Another component of Mudlark is their emphasis on community events and collaboration. Up until a few months ago, the shop was hosting around four or five events a month, including monthly vendor markets every second Saturday, where 10 or so small businesses and artists would set up folding tables in the spare room in the back. Both Jared and Rant remarked on the unexpected popularity of these events, which sometimes would bring in over 1,000 people and with lines that went around the block.
These vendor markets are currently on hiatus as Jared has been building a new wall in the back room to sound-proof it, but things should be back up and running in about a month.
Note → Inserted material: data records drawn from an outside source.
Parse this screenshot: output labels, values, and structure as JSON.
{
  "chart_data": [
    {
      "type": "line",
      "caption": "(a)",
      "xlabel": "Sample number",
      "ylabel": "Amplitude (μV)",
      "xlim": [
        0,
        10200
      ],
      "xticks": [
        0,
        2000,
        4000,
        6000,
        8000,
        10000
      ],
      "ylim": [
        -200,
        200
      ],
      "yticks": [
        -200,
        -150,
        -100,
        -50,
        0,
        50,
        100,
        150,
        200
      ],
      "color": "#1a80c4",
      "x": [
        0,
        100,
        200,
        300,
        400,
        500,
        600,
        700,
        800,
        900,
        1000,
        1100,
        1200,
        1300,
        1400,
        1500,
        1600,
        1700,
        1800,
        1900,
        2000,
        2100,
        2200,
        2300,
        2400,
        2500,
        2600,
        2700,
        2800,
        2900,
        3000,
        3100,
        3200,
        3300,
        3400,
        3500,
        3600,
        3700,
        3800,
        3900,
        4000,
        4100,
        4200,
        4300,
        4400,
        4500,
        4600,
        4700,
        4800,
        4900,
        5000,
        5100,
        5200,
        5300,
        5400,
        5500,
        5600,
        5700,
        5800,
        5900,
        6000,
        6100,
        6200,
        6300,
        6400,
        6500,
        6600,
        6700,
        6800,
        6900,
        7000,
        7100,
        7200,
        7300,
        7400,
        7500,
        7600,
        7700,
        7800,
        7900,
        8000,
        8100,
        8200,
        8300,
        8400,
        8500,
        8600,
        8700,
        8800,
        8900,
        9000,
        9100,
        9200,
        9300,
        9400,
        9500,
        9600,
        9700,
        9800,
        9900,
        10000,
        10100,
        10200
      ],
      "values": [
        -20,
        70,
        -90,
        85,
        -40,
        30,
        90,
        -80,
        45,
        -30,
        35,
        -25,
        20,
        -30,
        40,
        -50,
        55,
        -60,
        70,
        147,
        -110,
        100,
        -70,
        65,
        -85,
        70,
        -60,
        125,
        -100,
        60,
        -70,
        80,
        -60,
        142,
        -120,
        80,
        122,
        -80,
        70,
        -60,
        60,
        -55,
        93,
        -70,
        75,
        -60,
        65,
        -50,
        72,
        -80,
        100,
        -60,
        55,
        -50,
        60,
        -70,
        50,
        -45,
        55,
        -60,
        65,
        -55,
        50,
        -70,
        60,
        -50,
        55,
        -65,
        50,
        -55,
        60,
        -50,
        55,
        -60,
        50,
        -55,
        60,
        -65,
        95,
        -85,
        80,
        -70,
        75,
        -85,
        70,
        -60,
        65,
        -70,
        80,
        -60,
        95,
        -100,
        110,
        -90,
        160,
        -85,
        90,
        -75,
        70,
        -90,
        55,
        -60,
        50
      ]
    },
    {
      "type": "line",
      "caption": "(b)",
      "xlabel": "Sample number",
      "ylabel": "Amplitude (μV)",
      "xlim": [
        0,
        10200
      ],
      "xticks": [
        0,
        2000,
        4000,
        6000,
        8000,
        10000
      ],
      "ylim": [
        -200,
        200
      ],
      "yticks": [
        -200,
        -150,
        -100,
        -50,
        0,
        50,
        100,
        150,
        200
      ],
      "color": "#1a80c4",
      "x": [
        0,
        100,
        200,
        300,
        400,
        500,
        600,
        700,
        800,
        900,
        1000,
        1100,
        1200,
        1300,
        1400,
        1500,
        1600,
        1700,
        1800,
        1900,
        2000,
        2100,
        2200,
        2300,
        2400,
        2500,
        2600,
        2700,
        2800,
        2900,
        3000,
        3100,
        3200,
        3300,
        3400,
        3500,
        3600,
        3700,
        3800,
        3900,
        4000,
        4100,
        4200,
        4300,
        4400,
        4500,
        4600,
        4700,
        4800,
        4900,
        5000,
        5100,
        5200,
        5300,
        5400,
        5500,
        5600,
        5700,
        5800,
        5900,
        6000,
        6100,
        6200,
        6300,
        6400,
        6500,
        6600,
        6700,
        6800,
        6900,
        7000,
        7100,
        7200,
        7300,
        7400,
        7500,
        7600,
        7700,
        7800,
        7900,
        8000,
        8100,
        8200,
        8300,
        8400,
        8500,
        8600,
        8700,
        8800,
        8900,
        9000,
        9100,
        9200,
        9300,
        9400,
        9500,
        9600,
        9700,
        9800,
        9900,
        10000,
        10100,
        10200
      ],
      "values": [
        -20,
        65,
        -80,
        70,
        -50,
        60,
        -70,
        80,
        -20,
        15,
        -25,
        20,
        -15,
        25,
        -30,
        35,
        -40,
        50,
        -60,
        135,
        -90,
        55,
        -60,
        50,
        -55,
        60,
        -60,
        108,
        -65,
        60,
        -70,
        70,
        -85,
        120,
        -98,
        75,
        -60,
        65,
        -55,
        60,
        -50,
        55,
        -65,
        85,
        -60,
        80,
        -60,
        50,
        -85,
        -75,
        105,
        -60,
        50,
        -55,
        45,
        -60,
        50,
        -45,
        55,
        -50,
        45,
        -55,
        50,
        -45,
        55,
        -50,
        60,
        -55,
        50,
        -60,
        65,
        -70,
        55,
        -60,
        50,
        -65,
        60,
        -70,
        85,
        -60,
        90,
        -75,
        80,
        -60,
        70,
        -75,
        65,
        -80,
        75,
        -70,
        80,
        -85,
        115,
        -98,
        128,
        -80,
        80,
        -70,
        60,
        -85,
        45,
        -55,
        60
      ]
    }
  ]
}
To enter the back room, you go through a bookshelf door. The final piece of this door, which is almost finished, is a row of books which hides the doorknob. “My hope, now that I built this wall here, is that it will be relatively sound-proofed,” he said. “Where if there’s somebody back here giving a presentation on bug pinning, then it will feel separate enough that people can still be shopping.” In addition, the Pine Box in Capitol Hill has also reached out about doing a spooky collaboration in the future.
Shhh, the shop cat is sleeping.
The Evergreen Echo
A growing community of regulars has sprung up around Mudlark. Steiner said that on opening day, “I remember being really nervous about whether or not people would actually show up, and people were in here all day.” Rant and Jared both reflected on the warmth they feel from the regulars who come by the shop and consistently want to support them. I can say from experience that I am a fan of this local business, and have purchased a variety of items which have become beloved objects to me, from a horse brass depicting a devilish imp holding a lantern to a whimsical ‘70s red and silver Libra pendant that I regularly wear.
“I want it to be curated, I want it to feel like it’s worth taking your time to look through, so it feels really special when people actually want to stick around and look through the stuff,” said Jared in conclusion.